My mom always loved to laugh.  Especially at self-deprecation and irreverence.  Five years ago--after my father had died and she'd not only been diagnosed with Alzheimer's but had fallen and broken her arm and spent months in and out of the hospital because of various maladies--she was staying at my house for a while.  I put on Monty Python's Life of Brian, ready to turn it off if it was just too much.  But mom laughed the whole way through.  We howled with laughter together at the end--you know, the scene when the crucified men merrily sing from their crosses:  "Always Look on the Bright Side of Life."

Mom as a young nurse in Hawaii.
Soon after her diagnosis, she told me she'd been considering suicide.  I told her no one wanted her to do that--that her death journey was part of her life, and we'd all be in this together.  Later, she shared that with a longtime friend of hers, also a former Catholic.  The friend--who also had struggled with illness--said, "I've thought of that too but I'd have no idea how go about it.  Besides, isn't suicide a mortal sin?"  She and her friend laughed hard over that.  And my mom totally cracked up when she shared the story with me.  Sometimes we'd kind of cry and laugh at the same time.

Years later in Hawaii, with her daughters and her favorite drink:  a Lava Flow.

I'll never forgot her 70th birthday, nine years ago.  We had a family party.  When it came my turn to toast, I said: "I'm glad you've lived long enough for me to appreciate you."  She roared!  And whenever I reminded her of the line, she laughed again, like it was the first time she'd heard it.

Our longtime family friends Gary and Laurie wrote a beautiful letter to my sisters and me telling us they can still "hear her laughter rising in the California foothill sun."  

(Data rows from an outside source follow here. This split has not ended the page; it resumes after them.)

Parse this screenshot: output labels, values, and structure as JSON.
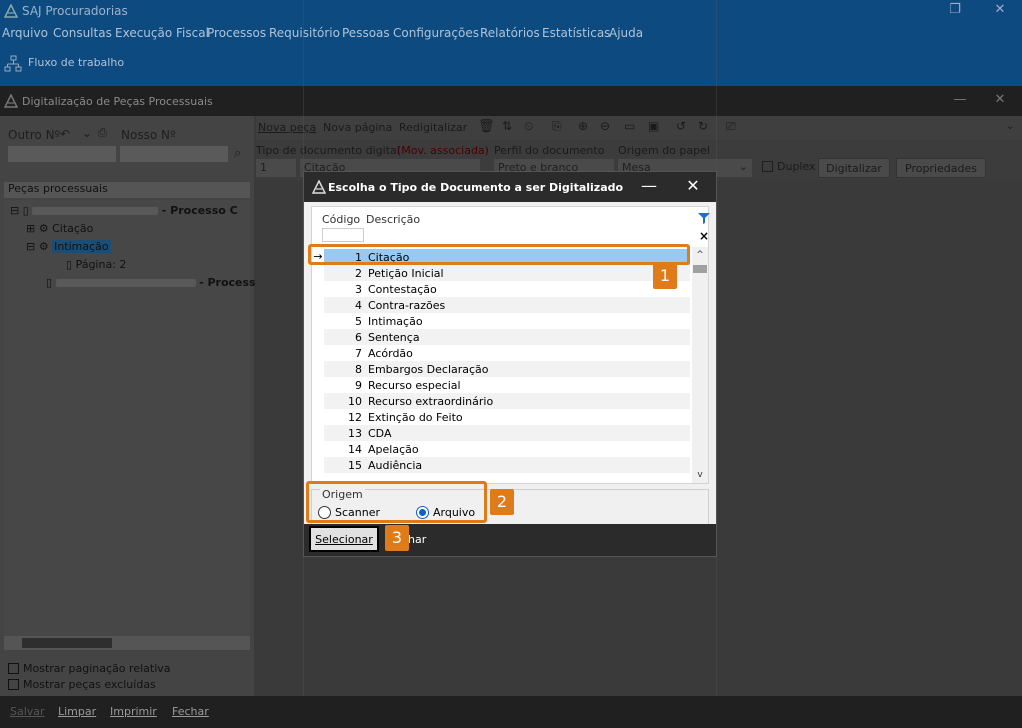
{
  "app": {
    "title": "SAJ Procuradorias",
    "menu": [
      "Arquivo",
      "Consultas",
      "Execução Fiscal",
      "Processos",
      "Requisitório",
      "Pessoas",
      "Configurações",
      "Relatórios",
      "Estatísticas",
      "Ajuda"
    ],
    "workflow_label": "Fluxo de trabalho"
  },
  "digitization": {
    "title": "Digitalização de Peças Processuais",
    "outro_label": "Outro Nº",
    "nosso_label": "Nosso Nº",
    "pecas_header": "Peças processuais",
    "tree": {
      "process1_suffix": "- Processo C",
      "citacao": "Citação",
      "intimacao": "Intimação",
      "pagina": "Página: 2",
      "process2_suffix": "- Process"
    },
    "toolbar": {
      "nova_peca": "Nova peça",
      "nova_pagina": "Nova página",
      "redigitalizar": "Redigitalizar"
    },
    "fields": {
      "tipo_label": "Tipo de documento digital",
      "tipo_assoc": "(Mov. associada)",
      "tipo_code": "1",
      "tipo_value": "Citação",
      "perfil_label": "Perfil do documento",
      "perfil_value": "Preto e branco",
      "origem_label": "Origem do papel",
      "origem_value": "Mesa",
      "duplex": "Duplex",
      "digitalizar": "Digitalizar",
      "propriedades": "Propriedades"
    },
    "options": {
      "paginacao": "Mostrar paginação relativa",
      "excluidas": "Mostrar peças excluídas"
    },
    "bottom": [
      "Salvar",
      "Limpar",
      "Imprimir",
      "Fechar"
    ]
  },
  "modal": {
    "title": "Escolha o Tipo de Documento a ser Digitalizado",
    "col_codigo": "Código",
    "col_descricao": "Descrição",
    "rows": [
      {
        "code": "1",
        "desc": "Citação"
      },
      {
        "code": "2",
        "desc": "Petição Inicial"
      },
      {
        "code": "3",
        "desc": "Contestação"
      },
      {
        "code": "4",
        "desc": "Contra-razões"
      },
      {
        "code": "5",
        "desc": "Intimação"
      },
      {
        "code": "6",
        "desc": "Sentença"
      },
      {
        "code": "7",
        "desc": "Acórdão"
      },
      {
        "code": "8",
        "desc": "Embargos Declaração"
      },
      {
        "code": "9",
        "desc": "Recurso especial"
      },
      {
        "code": "10",
        "desc": "Recurso extraordinário"
      },
      {
        "code": "12",
        "desc": "Extinção do Feito"
      },
      {
        "code": "13",
        "desc": "CDA"
      },
      {
        "code": "14",
        "desc": "Apelação"
      },
      {
        "code": "15",
        "desc": "Audiência"
      }
    ],
    "selected_row": 0,
    "origem_legend": "Origem",
    "scanner": "Scanner",
    "arquivo": "Arquivo",
    "origem_selected": "Arquivo",
    "selecionar": "Selecionar",
    "fechar_partial": "har"
  },
  "callouts": [
    "1",
    "2",
    "3"
  ],
  "colors": {
    "accent": "#e07b1a",
    "selection": "#99c9ef",
    "app_bar": "#0d4a80"
  }
}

Yesterday I said to Dave:  "When the day begins with paying bills and writing your mom's obituary, you know things can only go up from here."  She would have loved that line.  In fact, I think she did.  Her laugh seemed to echo off the kitchen walls.

They loved nature.  And they were great dancers.  I think they're now foxtrotting in the stars.
Gary and Laurie characterized my mom perfectly as a "gentle soul with toughness and resolve who not only performed the art of motherhood as well as any we’ve known, not only served as caregiver to her husband for decades but here was a woman who allowed her own personhood to blossom beyond her life duties. ... Hers was a special beauty." 

They added:  "She saw you grow and settle, she experienced the future of her DNA as she enjoyed her beautiful grandchildren, she drank deeply of a marriage, friends and the recognition she received as a vital professional and community member.  Most never live so much life."

No one is ever really gone.  All we have to do is think about them and they can be right there.  I've had great conversations with my dad during the five years since he passed.  And I know I will with my mom, too.  I think there will be more laughter.

Mom in her beloved Yosemite, where she worked as a nurse and met my dad.